8 – On that note, the outlook on the season appears to be that of a development year. Gardiner and Rielly are pushing up the line-up, the team has talked about Petter Granberg so much that it would seem he’d need to have a terrible camp not to make it, and — if they trade Franson without bringing in another defenseman — players like Stuart Percy and Andrew MacWilliam would figure to be in the mix to make the defense out of camp, too. At forward, Holland and Ashton could be playing their first full NHL seasons, Petri Kontiola is a veteran of pro hockey but has never played a full year NHL season, Frattin is trying to get his career back on track, and Santorelli is still trying to establish himself in the league. These are safe, good-value deals with more upside than downside, but they aren’t exactly, “we’re going hard for the playoffs and want to win a round” moves. They aren’t trying to tank because they would have traded away good players to do that, but they want to grow their system and that has a larger risk factor to it compared to signing a number of established veterans to fill the holes.

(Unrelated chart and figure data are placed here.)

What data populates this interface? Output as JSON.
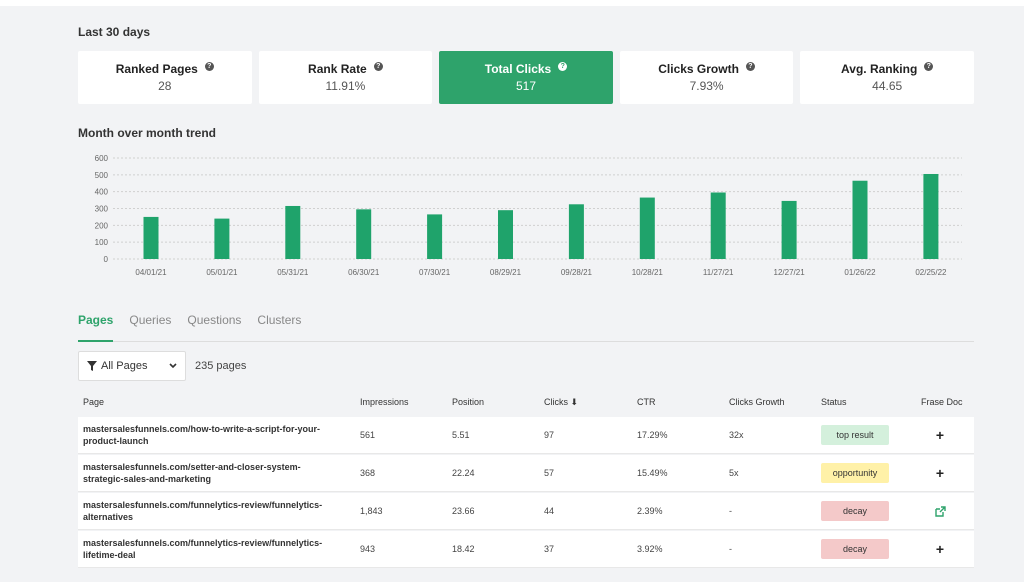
{
  "header": {
    "range_title": "Last 30 days"
  },
  "cards": [
    {
      "title": "Ranked Pages",
      "value": "28",
      "active": false
    },
    {
      "title": "Rank Rate",
      "value": "11.91%",
      "active": false
    },
    {
      "title": "Total Clicks",
      "value": "517",
      "active": true
    },
    {
      "title": "Clicks Growth",
      "value": "7.93%",
      "active": false
    },
    {
      "title": "Avg. Ranking",
      "value": "44.65",
      "active": false
    }
  ],
  "trend": {
    "title": "Month over month trend"
  },
  "chart_data": {
    "type": "bar",
    "title": "Month over month trend",
    "categories": [
      "04/01/21",
      "05/01/21",
      "05/31/21",
      "06/30/21",
      "07/30/21",
      "08/29/21",
      "09/28/21",
      "10/28/21",
      "11/27/21",
      "12/27/21",
      "01/26/22",
      "02/25/22"
    ],
    "values": [
      250,
      240,
      315,
      295,
      265,
      290,
      325,
      365,
      395,
      345,
      465,
      505
    ],
    "yticks": [
      "0",
      "100",
      "200",
      "300",
      "400",
      "500",
      "600"
    ],
    "ylim": [
      0,
      600
    ],
    "grid": true,
    "bar_color": "#1fa36b"
  },
  "tabs": [
    "Pages",
    "Queries",
    "Questions",
    "Clusters"
  ],
  "filter": {
    "label": "All Pages",
    "icon": "filter-icon"
  },
  "pages_count": "235 pages",
  "table": {
    "headers": {
      "page": "Page",
      "impressions": "Impressions",
      "position": "Position",
      "clicks": "Clicks",
      "sort_arrow": "⬇",
      "ctr": "CTR",
      "growth": "Clicks Growth",
      "status": "Status",
      "doc": "Frase Doc"
    },
    "rows": [
      {
        "page_line1": "mastersalesfunnels.com/how-to-write-a-script-for-your-",
        "page_line2": "product-launch",
        "impressions": "561",
        "position": "5.51",
        "clicks": "97",
        "ctr": "17.29%",
        "growth": "32x",
        "status": "top result",
        "action": "plus"
      },
      {
        "page_line1": "mastersalesfunnels.com/setter-and-closer-system-",
        "page_line2": "strategic-sales-and-marketing",
        "impressions": "368",
        "position": "22.24",
        "clicks": "57",
        "ctr": "15.49%",
        "growth": "5x",
        "status": "opportunity",
        "action": "plus"
      },
      {
        "page_line1": "mastersalesfunnels.com/funnelytics-review/funnelytics-",
        "page_line2": "alternatives",
        "impressions": "1,843",
        "position": "23.66",
        "clicks": "44",
        "ctr": "2.39%",
        "growth": "-",
        "status": "decay",
        "action": "external"
      },
      {
        "page_line1": "mastersalesfunnels.com/funnelytics-review/funnelytics-",
        "page_line2": "lifetime-deal",
        "impressions": "943",
        "position": "18.42",
        "clicks": "37",
        "ctr": "3.92%",
        "growth": "-",
        "status": "decay",
        "action": "plus"
      }
    ]
  },
  "colors": {
    "accent": "#2ea36b",
    "top_result": "#d4f0dc",
    "opportunity": "#fff1a8",
    "decay": "#f4c9c9"
  }
}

9 – Further, Brendan Shanahan sort of implied as much in an interview with the Star when he said:
[pull_quote_center] “One common theme that I’ve heard from a lot of people is to avoid the temptation to make knee-jerk decisions that provide the impression of a quick solution and satisfying people’s hunger for IT’S GOTTA HAPPEN NOW, IT’S GOTTA HAPPEN NOW, IT’S GOTTA HAPPEN NOW. And here we are 90 days later: I haven’t lost a game, I haven’t won a game. And everyone’s saying, come on, change everybody! I knew this was coming. And I know there will be stormy days ahead. If I want to have success, I have to stay determined through those stormy days and trust what I know.”[/pull_quote_center]
10 – With that, I think this team as is (and remember, there are still a few things we need to find out) could finish anywhere between a wildcard position and a lottery spot. Neither would surprise me. There are a lot of moving parts and question marks that could swing it either way, specifically when it comes to all the new additions and young players being integrated into the line-up. On one hand, we can look back and think they were a playoff team until a monumental collapse, so a few improvements should be able to push them in. But we also have to ask ourselves if it is reasonable to expect a team to make the playoffs after a year in which they gave up the most shots against in an 82 game season, ever. With no major moves (yet), we are asking for a big leap forward from the same core.